The Marine Corps doesn’t have chaplains. But that’s because the Marine Corps is just another corps of the Navy, and so Navy chaplains minister to Marines. It would be like saying that the Navy Corps of Engineers doesn’t have chaplains either, which is also technically true, but misleading.
One would assume that Starfleet, the pseudomilitary organization of the United Federation of Planets (which Earth, it is hoped, will be a founding world of) won’t have chaplains either, but for entirely different reasons than why the Marine Corps and the Navy Corps of Engineers don’t have chaplains.
Star Trek creator Gene Roddenberry was an atheist, and so he imagined a future for Earth without war, without money, without poverty, and… without religion.
There are fleeting references to religion in Star Trek (now known by the retronym “The Original Series”), but these can be explained away as turns of phrase.
By the time of Star Trek: The Next Generation, the writers were much clearer on Roddenberry’s idea that humans have outgrown the need for religion (see for example “Who Watches the Watchers?”).
On Star Trek: Enterprise, which is set well before the original series, Dr.
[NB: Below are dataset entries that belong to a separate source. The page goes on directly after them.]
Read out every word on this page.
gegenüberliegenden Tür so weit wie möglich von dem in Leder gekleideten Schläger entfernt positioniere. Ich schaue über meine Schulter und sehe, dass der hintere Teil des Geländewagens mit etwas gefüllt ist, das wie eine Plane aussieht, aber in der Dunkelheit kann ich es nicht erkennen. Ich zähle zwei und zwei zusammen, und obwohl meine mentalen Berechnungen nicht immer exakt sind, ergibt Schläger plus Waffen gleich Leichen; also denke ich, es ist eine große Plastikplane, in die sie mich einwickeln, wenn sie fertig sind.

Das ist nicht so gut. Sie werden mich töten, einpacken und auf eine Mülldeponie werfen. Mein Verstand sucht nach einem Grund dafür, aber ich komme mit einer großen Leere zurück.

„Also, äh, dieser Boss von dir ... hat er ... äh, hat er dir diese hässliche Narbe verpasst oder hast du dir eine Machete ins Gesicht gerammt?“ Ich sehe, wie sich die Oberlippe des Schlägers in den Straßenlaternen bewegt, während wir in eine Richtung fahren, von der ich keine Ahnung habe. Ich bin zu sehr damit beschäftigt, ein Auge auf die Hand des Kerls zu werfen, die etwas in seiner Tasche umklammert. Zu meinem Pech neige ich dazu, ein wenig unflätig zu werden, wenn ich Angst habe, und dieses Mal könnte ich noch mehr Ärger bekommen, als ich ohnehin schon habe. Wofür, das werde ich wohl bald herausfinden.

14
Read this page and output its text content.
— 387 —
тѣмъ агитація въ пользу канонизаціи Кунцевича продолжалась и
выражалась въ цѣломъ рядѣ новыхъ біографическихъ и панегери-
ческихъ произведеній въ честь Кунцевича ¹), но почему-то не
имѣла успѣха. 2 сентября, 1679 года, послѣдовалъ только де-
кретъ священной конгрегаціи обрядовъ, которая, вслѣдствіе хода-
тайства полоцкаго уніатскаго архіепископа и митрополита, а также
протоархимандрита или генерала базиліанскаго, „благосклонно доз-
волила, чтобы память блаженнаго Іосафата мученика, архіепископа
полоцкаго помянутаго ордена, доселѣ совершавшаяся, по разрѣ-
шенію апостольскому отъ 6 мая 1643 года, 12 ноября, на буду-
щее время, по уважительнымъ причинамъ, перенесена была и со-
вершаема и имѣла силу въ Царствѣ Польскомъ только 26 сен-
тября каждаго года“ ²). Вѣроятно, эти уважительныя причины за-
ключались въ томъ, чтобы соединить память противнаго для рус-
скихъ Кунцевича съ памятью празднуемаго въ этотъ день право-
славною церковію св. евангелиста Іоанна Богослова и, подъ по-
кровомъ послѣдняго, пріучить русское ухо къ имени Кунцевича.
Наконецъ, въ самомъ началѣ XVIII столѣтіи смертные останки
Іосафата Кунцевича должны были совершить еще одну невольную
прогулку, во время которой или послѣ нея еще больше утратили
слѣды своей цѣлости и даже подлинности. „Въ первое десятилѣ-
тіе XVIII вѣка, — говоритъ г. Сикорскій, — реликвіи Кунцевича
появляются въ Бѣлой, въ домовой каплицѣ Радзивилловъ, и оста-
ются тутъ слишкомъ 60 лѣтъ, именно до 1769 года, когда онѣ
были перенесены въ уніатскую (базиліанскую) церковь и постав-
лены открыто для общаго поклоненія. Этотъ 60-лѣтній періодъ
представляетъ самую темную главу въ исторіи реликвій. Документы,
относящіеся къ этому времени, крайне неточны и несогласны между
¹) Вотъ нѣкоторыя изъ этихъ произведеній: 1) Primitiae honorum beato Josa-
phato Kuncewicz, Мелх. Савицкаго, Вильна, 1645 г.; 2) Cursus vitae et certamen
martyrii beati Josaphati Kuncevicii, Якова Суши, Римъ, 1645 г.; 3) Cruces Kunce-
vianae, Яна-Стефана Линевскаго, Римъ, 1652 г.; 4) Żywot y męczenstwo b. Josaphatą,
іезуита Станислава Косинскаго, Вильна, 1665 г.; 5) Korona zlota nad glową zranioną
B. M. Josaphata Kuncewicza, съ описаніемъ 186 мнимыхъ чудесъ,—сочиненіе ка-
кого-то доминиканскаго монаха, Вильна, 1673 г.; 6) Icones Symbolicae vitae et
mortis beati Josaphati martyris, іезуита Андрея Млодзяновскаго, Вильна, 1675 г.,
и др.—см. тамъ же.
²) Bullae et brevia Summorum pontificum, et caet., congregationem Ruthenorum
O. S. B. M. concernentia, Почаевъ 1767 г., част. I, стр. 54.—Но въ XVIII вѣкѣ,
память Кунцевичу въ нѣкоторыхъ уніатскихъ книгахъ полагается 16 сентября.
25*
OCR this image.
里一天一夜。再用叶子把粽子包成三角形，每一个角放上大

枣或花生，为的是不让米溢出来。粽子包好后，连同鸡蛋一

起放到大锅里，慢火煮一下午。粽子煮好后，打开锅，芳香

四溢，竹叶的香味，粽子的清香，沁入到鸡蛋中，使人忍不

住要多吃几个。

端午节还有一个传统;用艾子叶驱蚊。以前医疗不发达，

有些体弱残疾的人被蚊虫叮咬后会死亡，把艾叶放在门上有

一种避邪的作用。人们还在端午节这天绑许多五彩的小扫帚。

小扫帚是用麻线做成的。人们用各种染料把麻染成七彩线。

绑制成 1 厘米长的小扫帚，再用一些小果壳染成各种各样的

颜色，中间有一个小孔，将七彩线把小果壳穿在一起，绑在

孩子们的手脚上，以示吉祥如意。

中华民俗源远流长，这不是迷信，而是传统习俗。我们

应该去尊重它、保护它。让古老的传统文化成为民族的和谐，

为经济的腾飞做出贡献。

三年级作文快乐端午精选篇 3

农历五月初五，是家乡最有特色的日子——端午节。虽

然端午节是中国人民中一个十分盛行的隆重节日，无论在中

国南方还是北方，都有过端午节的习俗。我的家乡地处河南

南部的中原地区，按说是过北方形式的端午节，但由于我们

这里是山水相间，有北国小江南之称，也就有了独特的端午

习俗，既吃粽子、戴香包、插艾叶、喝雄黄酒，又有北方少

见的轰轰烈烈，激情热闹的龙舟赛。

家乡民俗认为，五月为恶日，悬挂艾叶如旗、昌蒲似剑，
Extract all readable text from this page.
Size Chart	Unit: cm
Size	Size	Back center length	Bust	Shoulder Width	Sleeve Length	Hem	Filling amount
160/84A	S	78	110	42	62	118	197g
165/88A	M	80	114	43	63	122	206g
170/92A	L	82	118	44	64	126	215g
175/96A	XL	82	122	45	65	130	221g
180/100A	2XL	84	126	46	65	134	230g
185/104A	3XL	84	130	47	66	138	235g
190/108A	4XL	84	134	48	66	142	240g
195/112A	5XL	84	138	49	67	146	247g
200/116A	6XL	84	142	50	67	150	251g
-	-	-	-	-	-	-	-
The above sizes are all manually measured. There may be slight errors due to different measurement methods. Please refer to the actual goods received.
Phlox (John Billingsley) mentions exploring Earth’s religions, attending services at the Vatican and elsewhere on the planet. But I don’t recall any mention of the Denobulan doctor’s own religion from his home planet. Presumably he doesn’t have one.
So by the time of Captain Kirk, it seems no human practices any religion. However, Star Trek commentator Steve Shives posits that Starfleet will still need chaplains. To some extent.
This 17-minute video is hilariously blasphemous, in my opinion. Others might say it’s inappropriately sacrilegious.
The open thread question: Assuming human civilization continues to exist to the 24th Century, what part, if any, will religion play in people’s lives?